Even if developmentally plausible models do show humanlike behavior at a task, this does not imply that humans are using the same statistical mechanism as these models. There could be multiple distinct routes to the same behavior, and humans could in fact be using innate or domain-specific mentalizing capacities to produce behavior that models learn to imitate from language statistics. Even insofar as humans do use distributional information to make inferences about beliefs, there are a variety of plausible mechanisms for this, including domain-general statistical learning (aslin2017statistical), language-specific predictive processing (heilbron2022hierarchy), and innate but non-statistical inferential mechanisms (penn2008darwin). The specific mechanistic theory operationalized by LLMs is that humans use language statistics to predict upcoming input. Results showing that LLM representations can predict up to 100% of explainable variance in brain activity have been taken as evidence for this hypothesis (schrimpf_2021_NeuralArchitectureLanguage). However, antonello2022predictive show that statistical language representations learned for other objectives (e.g. translation) are similarly predictive of human brain responses, implying that the correlation of human and LLM data may be due to features of language statistics generally rather than a close mechanistic similarity. In order to adjudicate between these accounts, researchers will need to identify and empirically test divergent predictions of these mechanistic accounts.
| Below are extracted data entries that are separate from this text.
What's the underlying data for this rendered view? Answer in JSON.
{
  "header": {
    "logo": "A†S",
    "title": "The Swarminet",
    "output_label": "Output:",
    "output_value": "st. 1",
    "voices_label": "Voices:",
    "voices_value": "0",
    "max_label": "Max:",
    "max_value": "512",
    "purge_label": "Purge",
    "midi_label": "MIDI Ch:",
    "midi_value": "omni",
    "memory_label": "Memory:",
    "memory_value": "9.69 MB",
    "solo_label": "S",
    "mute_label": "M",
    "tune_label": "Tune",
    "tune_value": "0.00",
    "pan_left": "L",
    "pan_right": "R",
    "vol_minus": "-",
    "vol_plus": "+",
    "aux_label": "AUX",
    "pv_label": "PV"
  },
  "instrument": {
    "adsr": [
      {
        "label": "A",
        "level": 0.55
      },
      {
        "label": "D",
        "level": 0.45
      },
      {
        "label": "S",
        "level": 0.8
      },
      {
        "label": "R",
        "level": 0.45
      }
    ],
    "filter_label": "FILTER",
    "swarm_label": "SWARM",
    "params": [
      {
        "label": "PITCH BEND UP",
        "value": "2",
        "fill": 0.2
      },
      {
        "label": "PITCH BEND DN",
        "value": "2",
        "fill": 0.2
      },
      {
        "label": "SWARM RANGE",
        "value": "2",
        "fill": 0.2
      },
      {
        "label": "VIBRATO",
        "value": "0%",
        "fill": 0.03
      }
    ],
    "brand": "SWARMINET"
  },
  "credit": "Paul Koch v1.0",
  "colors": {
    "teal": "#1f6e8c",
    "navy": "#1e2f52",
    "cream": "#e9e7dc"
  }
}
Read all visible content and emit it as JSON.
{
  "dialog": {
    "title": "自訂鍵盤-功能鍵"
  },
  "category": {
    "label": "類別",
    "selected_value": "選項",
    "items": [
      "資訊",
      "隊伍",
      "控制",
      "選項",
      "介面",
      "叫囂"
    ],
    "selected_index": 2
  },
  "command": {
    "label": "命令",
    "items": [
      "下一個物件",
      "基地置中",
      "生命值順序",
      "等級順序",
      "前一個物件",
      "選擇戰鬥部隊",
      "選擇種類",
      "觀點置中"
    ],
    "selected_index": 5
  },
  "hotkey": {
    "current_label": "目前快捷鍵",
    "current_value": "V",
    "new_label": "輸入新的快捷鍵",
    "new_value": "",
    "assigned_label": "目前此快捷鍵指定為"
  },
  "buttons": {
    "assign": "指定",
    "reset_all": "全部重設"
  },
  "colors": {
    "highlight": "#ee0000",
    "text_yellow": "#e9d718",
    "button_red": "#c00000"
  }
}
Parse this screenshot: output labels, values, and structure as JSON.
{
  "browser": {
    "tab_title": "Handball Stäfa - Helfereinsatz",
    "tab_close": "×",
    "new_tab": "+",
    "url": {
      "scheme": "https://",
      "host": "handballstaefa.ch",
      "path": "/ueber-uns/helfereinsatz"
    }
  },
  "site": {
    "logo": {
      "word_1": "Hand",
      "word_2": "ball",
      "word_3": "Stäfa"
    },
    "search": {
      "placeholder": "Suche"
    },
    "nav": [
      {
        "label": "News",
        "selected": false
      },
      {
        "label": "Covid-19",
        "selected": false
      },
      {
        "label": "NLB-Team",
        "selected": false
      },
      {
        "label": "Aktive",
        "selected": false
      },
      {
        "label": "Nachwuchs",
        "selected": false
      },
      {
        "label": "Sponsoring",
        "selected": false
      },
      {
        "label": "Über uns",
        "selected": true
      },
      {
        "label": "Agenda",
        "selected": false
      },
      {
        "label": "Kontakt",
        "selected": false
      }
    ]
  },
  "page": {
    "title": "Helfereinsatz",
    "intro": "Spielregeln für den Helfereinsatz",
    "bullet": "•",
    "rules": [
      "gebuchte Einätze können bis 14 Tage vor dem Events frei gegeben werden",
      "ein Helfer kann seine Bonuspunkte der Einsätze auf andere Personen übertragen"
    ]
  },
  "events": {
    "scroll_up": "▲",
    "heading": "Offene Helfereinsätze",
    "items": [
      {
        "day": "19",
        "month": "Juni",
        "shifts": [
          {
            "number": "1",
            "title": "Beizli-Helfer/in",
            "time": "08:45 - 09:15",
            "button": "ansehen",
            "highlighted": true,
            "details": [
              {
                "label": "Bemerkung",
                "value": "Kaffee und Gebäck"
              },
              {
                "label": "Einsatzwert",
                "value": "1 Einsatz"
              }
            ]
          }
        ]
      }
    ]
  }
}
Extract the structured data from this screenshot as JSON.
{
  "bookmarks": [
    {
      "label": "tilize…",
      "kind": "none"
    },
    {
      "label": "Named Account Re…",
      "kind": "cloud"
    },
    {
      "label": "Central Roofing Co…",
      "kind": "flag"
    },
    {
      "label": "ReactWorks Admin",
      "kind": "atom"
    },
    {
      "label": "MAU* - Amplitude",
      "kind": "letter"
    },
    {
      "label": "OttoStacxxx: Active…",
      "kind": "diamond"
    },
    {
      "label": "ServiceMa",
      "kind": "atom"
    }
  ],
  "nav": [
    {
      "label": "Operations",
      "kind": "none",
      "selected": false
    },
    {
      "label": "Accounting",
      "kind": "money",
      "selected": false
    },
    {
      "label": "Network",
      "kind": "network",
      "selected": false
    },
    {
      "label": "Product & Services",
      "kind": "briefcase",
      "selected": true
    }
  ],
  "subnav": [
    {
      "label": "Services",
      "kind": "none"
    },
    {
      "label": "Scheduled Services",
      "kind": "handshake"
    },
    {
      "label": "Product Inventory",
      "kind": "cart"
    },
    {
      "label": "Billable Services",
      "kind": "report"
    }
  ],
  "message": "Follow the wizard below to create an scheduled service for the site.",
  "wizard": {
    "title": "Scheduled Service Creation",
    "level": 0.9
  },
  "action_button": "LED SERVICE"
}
One benefit to using LLMs as an operationalization of a theory is that, as models, they offer more opportunities for testing various more specific mechanisms or hypotheses. For example, what kinds of language input are most critical for developing the ability to reason about mental states? Past work has argued for the importance of at least three distinct sources, including exposure to mental state verbs (brown_1996_WhyTalkMental), the structure of interactive conversation (harris_2005_ConversationPretenseTheory), and certain syntactic constructions (hale_2003_InfluenceLanguageTheory). Future work could compare different models with different training corpora (e.g., primarily dialogue vs. essays) to help isolate how much information is provided by each source of linguistic experience.

While these objections highlight the importance of future theoretical and empirical work, we believe that evidence for the sufficiency of distributional information for competent False Belief task performance is a critical step toward assessing the plausibility of experience-based theories of belief attribution in humans.